Sara Mosle

       I was walking around the Upper West Side today when I noticed that the Eddie Bauer shop (one of several yuppie stores in the new outdoor mall that is now on Broadway between 64th and 69th streets) will give you points if you buy their clothes. This points thing is getting out of hand. I don’t like points. I don’t do well under the system. No matter how much I fly or buy, I never seem to have enough points to do anything. I feel like the kid who keeps getting a C in math and can’t go on the special class trip.
       Just keeping track of my points is a major headache. I have one file folder with point statements from airlines, one folder with point statements from credit cards, and one bulging with point junk mail. I should probably just throw the stuff out, but all the offers–5,000 miles if I change long-distance companies, etc.–fill me with indecision and anxiety. I’m afraid that I’m missing out on some great deal. I keep thinking that one weekend I’ll sit down and go through all these offers and figure out this point business once and for all, but I never do. I know I’m mismanaging my points, and it scares me. Given the state of the Social Security and Medicare trust funds, points may be all that I and the rest of my generation have to depend on when we become senior citizens–around 2030.
       Like all point plans, Bauer’s is hopelessly complicated. But basically, if you earn enough points, you win a free trip on some wilderness adventure with other Eddie Bauer shoppers. The trip, of course, necessitates the purchase of even more Eddie Bauer clothes. But hey, if you can afford the clothes that won you the points in the first place, you don’t need a free vacation. It’s those of us who haven’t been on a trip in years who could really use more points. But we’re the people who don’t have a prayer of getting any. Points beget points. The fewer you have, the less chance you stand of getting more. As in the regular economy, the gap between rich and poor just grows and grows.

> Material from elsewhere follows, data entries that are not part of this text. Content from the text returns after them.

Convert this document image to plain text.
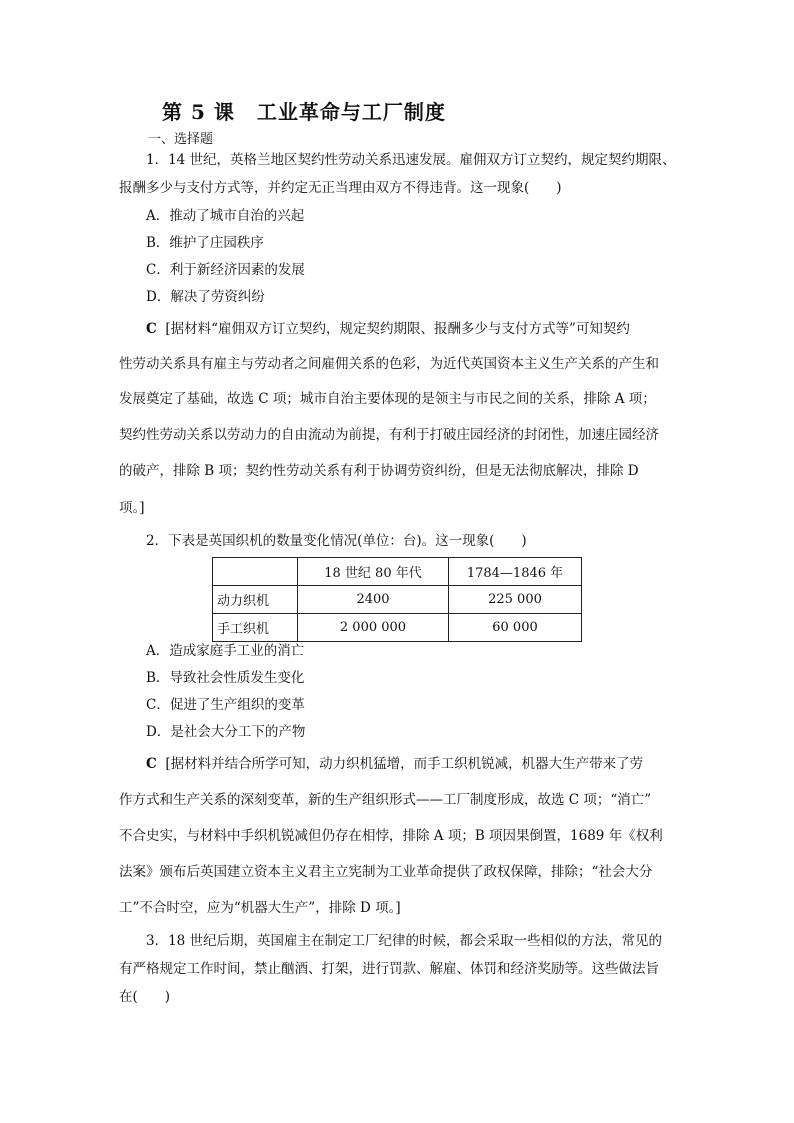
第 5 课 工业革命与工厂制度
一、选择题
1．14 世纪，英格兰地区契约性劳动关系迅速发展。雇佣双方订立契约，规定契约期限、
报酬多少与支付方式等，并约定无正当理由双方不得违背。这一现象(　　)
A．推动了城市自治的兴起
B．维护了庄园秩序
C．利于新经济因素的发展
D．解决了劳资纠纷
C [据材料“雇佣双方订立契约，规定契约期限、报酬多少与支付方式等”可知契约
性劳动关系具有雇主与劳动者之间雇佣关系的色彩，为近代英国资本主义生产关系的产生和
发展奠定了基础，故选 C 项；城市自治主要体现的是领主与市民之间的关系，排除 A 项；
契约性劳动关系以劳动力的自由流动为前提，有利于打破庄园经济的封闭性，加速庄园经济
的破产，排除 B 项；契约性劳动关系有利于协调劳资纠纷，但是无法彻底解决，排除 D
项。]
2．下表是英国织机的数量变化情况(单位：台)。这一现象(　　)
	18 世纪 80 年代	1784—1846 年
动力织机	2400	225 000
手工织机	2 000 000	60 000
A．造成家庭手工业的消亡
B．导致社会性质发生变化
C．促进了生产组织的变革
D．是社会大分工下的产物
C [据材料并结合所学可知，动力织机猛增，而手工织机锐减，机器大生产带来了劳
作方式和生产关系的深刻变革，新的生产组织形式——工厂制度形成，故选 C 项；“消亡”
不合史实，与材料中手织机锐减但仍存在相悖，排除 A 项；B 项因果倒置，1689 年《权利
法案》颁布后英国建立资本主义君主立宪制为工业革命提供了政权保障，排除；“社会大分
工”不合时空，应为“机器大生产”，排除 D 项。]
3．18 世纪后期，英国雇主在制定工厂纪律的时候，都会采取一些相似的方法，常见的
有严格规定工作时间，禁止酗酒、打架，进行罚款、解雇、体罚和经济奖励等。这些做法旨
在(　　)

       There’s a whole economy that’s grown up around the expense-account culture. It’s like the underground economy, only it’s overground and serves the overclass. It’s not a market system, because it offers little incentive to shop around. In New York, a restaurant industry has sprung up to serve the expense-account client. Then there are the $4 Cokes in most hotel minibars and the hefty surcharges on phone calls from any hotel room these days. These establishments know they can overcharge, because their client has no incentive to save, unless, of course, he or she is misfortunate enough (like me) to be self-employed. Yet the people who benefit from these perks are the very same people who tout the virtues of market forces. They don’t live by them, so why should we?
       Those of us not on expense accounts just lose and lose. Everything is more expensive for the individual than for the corporate employee: health insurance, hotel rooms, even tickets to Cats. And although business travelers aren’t hurt by the high price of doing business, companies and consumers are. Those prices get passed down to the rest of us in the cost of goods and services. And we still don’t get any points.